A phase 3 international trial, published in the NEJM, randomised 135 patients to either IV rituximab or oral mycophenolate, in addition to oral prednisone tapered to discontinuation by 24 weeks.
The US-led study found the primary efficacy endpoint – sustained complete remission at week 52 – was achieved by 40% of patients in the rituximab group and 10% of patients in the mycophenolate group (HR 4.83; p<0.001).
A secondary end point – mean cumulative dose of oral glucocorticoids over 52 weeks – also supported the superiority of rituximab over mycophenolate (3,545 mg v 5,140 mg; p <0.001).
There were six flares in the rituximab group versus 44 in the mycophenolate group (p <0.001).
The mean change from baseline in the Dermatology Life Quality Index (DLQI) was -8.87 points with rituximab versus -6.00 with mycophenolate (p=0.001).
The study found adverse events were common in both groups (85% v 88%) with serious adverse events more common with rituximab (22% v 15%). Serious infections in the rituximab group included pneumonia, URTI, cellulitis and acute pyelonephritis.
Glucocorticoid-related adverse events of grade 3 or higher were observed in 1% of patients on rituximab and 7% of mycophenolate patients. However rates of drug discontinuation due to adverse events were 9% in both treatment groups.
The investigators said mycophenolate is the recommended first-line, glucocorticoid-sparing treatment for moderate to severe pemphigus.
“Further trials are needed to determine the comparative efficacy and safety of these drugs beyond 52 weeks of treatment,” they concluded.

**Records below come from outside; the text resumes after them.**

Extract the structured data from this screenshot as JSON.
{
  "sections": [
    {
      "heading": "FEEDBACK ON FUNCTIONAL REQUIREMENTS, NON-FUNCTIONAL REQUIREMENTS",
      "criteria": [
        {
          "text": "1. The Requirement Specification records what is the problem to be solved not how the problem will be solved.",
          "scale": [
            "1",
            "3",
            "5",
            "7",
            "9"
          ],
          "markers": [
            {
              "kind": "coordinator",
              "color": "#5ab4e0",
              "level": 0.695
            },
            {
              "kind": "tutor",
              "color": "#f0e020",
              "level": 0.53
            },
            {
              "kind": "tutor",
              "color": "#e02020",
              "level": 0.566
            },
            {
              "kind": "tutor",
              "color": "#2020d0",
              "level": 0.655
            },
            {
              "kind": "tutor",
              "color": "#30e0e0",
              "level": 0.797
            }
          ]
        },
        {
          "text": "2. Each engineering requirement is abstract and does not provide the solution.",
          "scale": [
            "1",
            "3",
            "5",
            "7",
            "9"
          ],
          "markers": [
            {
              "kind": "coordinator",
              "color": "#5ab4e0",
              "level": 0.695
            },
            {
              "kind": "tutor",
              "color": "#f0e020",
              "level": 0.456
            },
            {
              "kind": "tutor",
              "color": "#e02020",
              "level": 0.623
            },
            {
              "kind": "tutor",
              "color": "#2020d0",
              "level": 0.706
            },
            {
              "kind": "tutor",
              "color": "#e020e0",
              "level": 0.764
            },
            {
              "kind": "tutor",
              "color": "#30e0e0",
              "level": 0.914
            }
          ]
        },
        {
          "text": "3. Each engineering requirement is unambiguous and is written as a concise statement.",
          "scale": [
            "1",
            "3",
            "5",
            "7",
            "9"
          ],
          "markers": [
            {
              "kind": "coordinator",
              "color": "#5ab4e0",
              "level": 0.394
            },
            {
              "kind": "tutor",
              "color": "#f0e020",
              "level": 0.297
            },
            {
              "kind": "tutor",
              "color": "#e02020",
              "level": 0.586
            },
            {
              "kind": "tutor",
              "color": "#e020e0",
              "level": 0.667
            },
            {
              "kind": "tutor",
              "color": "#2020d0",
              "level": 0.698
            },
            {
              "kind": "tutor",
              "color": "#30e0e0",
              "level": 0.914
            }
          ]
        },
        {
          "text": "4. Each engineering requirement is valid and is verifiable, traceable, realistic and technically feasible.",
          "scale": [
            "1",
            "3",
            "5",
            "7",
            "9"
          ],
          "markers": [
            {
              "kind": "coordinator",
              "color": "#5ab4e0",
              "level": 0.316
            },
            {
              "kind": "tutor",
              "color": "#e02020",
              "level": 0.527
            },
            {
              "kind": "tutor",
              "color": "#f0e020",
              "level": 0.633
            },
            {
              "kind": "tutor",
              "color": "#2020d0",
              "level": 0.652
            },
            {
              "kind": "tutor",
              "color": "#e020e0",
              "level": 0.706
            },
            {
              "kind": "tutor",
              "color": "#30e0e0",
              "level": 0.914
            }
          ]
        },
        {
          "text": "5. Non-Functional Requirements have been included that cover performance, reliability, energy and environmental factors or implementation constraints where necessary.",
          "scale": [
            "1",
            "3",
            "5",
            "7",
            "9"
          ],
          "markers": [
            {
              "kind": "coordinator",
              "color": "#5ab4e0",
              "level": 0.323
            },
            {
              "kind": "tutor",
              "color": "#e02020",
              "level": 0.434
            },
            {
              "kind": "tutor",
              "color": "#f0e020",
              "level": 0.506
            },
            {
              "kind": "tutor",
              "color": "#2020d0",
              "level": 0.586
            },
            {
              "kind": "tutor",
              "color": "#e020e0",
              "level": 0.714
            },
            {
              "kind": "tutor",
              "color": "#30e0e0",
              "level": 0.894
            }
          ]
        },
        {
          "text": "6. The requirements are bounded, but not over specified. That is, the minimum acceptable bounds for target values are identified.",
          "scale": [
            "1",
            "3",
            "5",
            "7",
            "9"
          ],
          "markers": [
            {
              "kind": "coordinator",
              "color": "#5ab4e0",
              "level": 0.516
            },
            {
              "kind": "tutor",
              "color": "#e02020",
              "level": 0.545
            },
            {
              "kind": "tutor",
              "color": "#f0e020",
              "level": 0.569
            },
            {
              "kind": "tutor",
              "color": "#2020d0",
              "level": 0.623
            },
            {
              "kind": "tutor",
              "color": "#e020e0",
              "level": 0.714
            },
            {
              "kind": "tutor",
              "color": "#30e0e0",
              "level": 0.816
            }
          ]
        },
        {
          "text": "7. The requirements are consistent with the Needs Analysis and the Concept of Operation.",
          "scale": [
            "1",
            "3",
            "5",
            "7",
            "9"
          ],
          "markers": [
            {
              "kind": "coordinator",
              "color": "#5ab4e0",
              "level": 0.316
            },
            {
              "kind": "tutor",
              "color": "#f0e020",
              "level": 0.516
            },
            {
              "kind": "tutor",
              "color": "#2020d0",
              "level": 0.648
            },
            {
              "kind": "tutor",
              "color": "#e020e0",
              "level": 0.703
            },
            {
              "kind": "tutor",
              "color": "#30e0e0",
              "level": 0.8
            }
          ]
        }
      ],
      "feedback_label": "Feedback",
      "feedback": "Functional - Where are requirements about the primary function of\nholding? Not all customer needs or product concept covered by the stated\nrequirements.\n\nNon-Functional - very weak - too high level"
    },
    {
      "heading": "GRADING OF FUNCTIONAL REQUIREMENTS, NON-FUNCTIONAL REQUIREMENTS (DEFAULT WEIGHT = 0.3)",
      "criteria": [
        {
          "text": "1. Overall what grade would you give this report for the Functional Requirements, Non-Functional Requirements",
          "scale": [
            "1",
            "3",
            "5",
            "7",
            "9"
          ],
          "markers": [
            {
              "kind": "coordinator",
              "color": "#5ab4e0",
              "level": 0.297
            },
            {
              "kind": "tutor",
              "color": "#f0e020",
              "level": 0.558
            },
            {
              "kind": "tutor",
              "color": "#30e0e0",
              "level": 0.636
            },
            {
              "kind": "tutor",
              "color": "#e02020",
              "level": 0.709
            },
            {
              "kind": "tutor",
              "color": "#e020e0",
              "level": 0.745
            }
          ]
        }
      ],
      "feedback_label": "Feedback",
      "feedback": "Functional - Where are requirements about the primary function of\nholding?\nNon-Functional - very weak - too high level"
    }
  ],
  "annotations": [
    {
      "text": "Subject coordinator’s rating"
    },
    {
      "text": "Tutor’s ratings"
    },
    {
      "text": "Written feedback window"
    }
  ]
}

Meanwhile, an Australian-led phase 2 trial of the BTK inhibitor rilzabrutinib has found half (52%) of a small group of patients achieved the primary endpoint of control of disease activity (CDA) with zero to low corticosteroids by week 4.
The CDA rate improved over time to 70% by week 12 and 85% after an additional 12 weeks of therapy.
“Excitingly, the rapid achievement of CDA (median 33 days) by patients without moderate-to-high CS doses, suggests the possibility of a CS-free rilzabrutinib acute control regimen for future patients, or at least one with a rapid CS taper to minimise CS-related adverse effects,” the study said.
The study authors, led by Professor Dedee Murrell from St George Hospital and the University of NSW, said the safety results indicated a favourable risk/benefit profile for rilzabrutinib.
“Most treatment-related TEAEs were mild (grade 1/2) and transient, with no reported cases of AEs commonly associated with marketed irreversible BTK inhibitors (eg, major haemorrhage, atrial fibrillation, thrombocytopenia/neutropenia).”
“Additionally, rilzabrutinib enabled reduced initial CS doses and facilitated rapid tapering, a major goal in pemphigus therapies.”
A phase 3 of rilzabrutinib versus placebo with CS taper is underway.